C’est le 22 février prochain que Mgr Philippe Ouédraogo, archevêque métropolitain de Ouagadougou, sera officiellement créé cardinal au Vatican, avec 15 autres heureux élus dont un ivoirien. Pour célébrer l’événement à sa juste mesure l’Eglise catholique a décidé de reportage le pèlerinage au sanctuaire de Yagma d’un mois (au 2 mars) et d’en faire un pèlerinage nationale. Dans cet entretien, celui qui a appris son élévation au rang de cardinal par le coup de file d’un journaliste revient ici sur le sens et la mission de cardinal et ses enjeux socio-politiques.

Comment la nomination vous est-elle parvenue et comment l’avez-vous accueillie ?

J’étais à mes activités ordinaires de pasteur d’Eglise particulière en ce dimanche 12 janvier 2014 au sanctuaire de Yagma dans la Basilique Notre Dame, avec les catéchistes de l’Archidiocèse qui assurent la formation des catéchumènes et l’animation des communautés chrétiennes. Dans l’Archidiocèse de Ouagadougou, nous comptons 370 catéchistes titulaires, 320 catéchistes volontaires et 2600 papas et mamans catéchistes.

J’ai célébré l’Eucharistie et assuré une causerie avec eux. Je rentrais à l’archevêché pour m’apprêter à effecteur un voyage sur Bobo-Dioulasso où commençait, le lendemain même, l’Assemblée Plénière de la Conférence Episcopale Burkina-Niger (CEBN). Chemin faisant, Roberto, un journaliste de Rome me téléphone pour me féliciter pour ma nomination, ce à quoi j’ai répondu : « ne vous êtes vous pas trompé d’adresse ? « Et lui de confirmer qu’il venait de l’entendre de la bouche du Saint Père à l’Angélus de ce dimanche midi ».

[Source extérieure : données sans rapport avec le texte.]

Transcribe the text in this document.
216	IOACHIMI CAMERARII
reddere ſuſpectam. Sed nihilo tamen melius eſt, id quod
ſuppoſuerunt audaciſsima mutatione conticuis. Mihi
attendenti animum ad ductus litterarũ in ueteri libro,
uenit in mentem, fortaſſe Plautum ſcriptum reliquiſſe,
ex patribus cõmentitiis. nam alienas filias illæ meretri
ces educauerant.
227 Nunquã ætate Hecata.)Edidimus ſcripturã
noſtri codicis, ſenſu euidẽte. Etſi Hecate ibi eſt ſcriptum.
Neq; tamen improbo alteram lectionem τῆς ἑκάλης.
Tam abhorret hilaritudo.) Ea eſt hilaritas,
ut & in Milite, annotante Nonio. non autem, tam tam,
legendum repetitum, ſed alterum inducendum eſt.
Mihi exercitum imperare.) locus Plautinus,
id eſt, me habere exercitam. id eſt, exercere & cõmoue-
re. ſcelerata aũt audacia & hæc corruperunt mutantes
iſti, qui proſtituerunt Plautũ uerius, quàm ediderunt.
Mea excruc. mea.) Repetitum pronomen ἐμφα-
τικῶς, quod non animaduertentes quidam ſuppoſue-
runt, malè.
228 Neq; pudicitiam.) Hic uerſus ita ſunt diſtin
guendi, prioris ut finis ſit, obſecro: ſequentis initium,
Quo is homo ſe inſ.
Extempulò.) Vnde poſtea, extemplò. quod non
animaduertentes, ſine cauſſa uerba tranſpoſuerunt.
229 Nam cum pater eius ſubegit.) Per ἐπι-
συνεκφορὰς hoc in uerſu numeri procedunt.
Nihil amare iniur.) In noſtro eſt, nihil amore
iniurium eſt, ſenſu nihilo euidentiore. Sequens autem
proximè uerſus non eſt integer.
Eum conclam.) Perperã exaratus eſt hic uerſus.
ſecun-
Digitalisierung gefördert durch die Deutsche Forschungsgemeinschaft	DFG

C’est dire donc ma surprise et mon étonnement devant cette nomination que j’accueille comme une sollicitude du successeur de Pierre, le pape François, à l’égard de l’Eglise Famille de Dieu au Burkina Faso, et aussi de l’Afrique. Et ma personne n’est rien d’autre qu’un instrument quelconque de cette bienveillance du Siège Apostolique.

Le saint Père a adressé une lettre à chaque Cardinal élu. Quel est l’essentiel de cette lettre ?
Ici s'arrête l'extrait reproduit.